Juan de Mariana was born in 1536, and is therefore by any reckoning a very late scholastic. Working in the tranquility and freedom of a Spain which had, in 1492, finally been freed from the oppression of Islamic occupational armies, he wrote copiously: one of his works, a history of Spain, was thirty volumes.
Significantly, he wrote in a startling way about political liberty. He advocated freedom of assembly (the freedom of association), and that a government may not arbitrarily spy on its citizens. Like Locke, he asserted that a government’s legitimacy was based on the consent of the governed. Unlike Locke, he did so in the 1500s. Historian Jesús Huerta de Soto writes:
In Spain, although the authorities were not enthusiastic about it, the book was respected. In fact, all Mariana did was to take an idea - that natural law is morally superior to the might of the state - to its logical conclusion. This idea had previously been developed in detail by the great founder of international law, the Dominican Francisco de Vitoria (1485-1546), who began the Spanish scholastic tradition of denouncing the conquest and particularly the enslavement of the Indians by the Spaniards in the New World.

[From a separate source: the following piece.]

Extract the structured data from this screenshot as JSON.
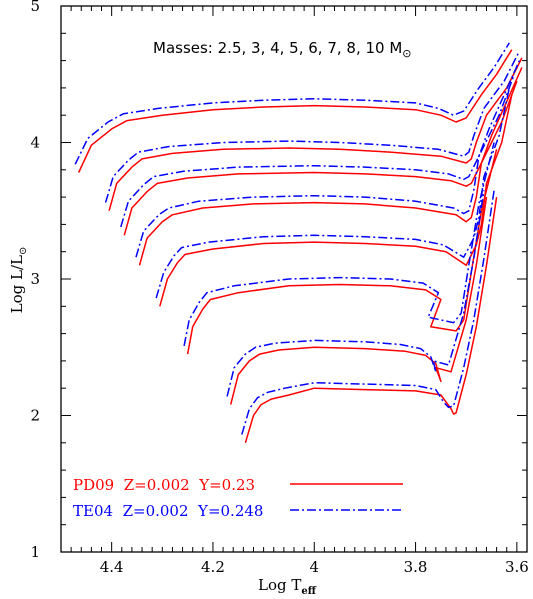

Examining scholastic notions of civil law, Juan de Mariana began to articulate a connection between property rights and other forms of liberty. Against the notion that property rights are somehow low or base, he saw that tyrants inevitably violate property rights, and inasmuch as human effort is spent acquiring property, the tyrant’s confiscation of such property is de facto slavery.
But perhaps Mariana’s most important book was the work published in 1605 with the title De monetae mutatione (On the alteration of money). In this book, Mariana began to question whether the king was the owner of the private property of his vassals or citizens and reached the clear conclusion that he was not. The author then applied his distinction between a king and a tyrant and concluded that “the tyrant is he who tramples everything underfoot and believes everything to belong to him; the king restricts or limits his covetousness within the terms of reason and justice.”
He asserted that the king should not be able to tax, or raise taxes, without the consent of the people. We associate the slogan ‘no taxation without representation’ with Anglo-American sources, but here we find a different and earlier source for the sentiment behind those words.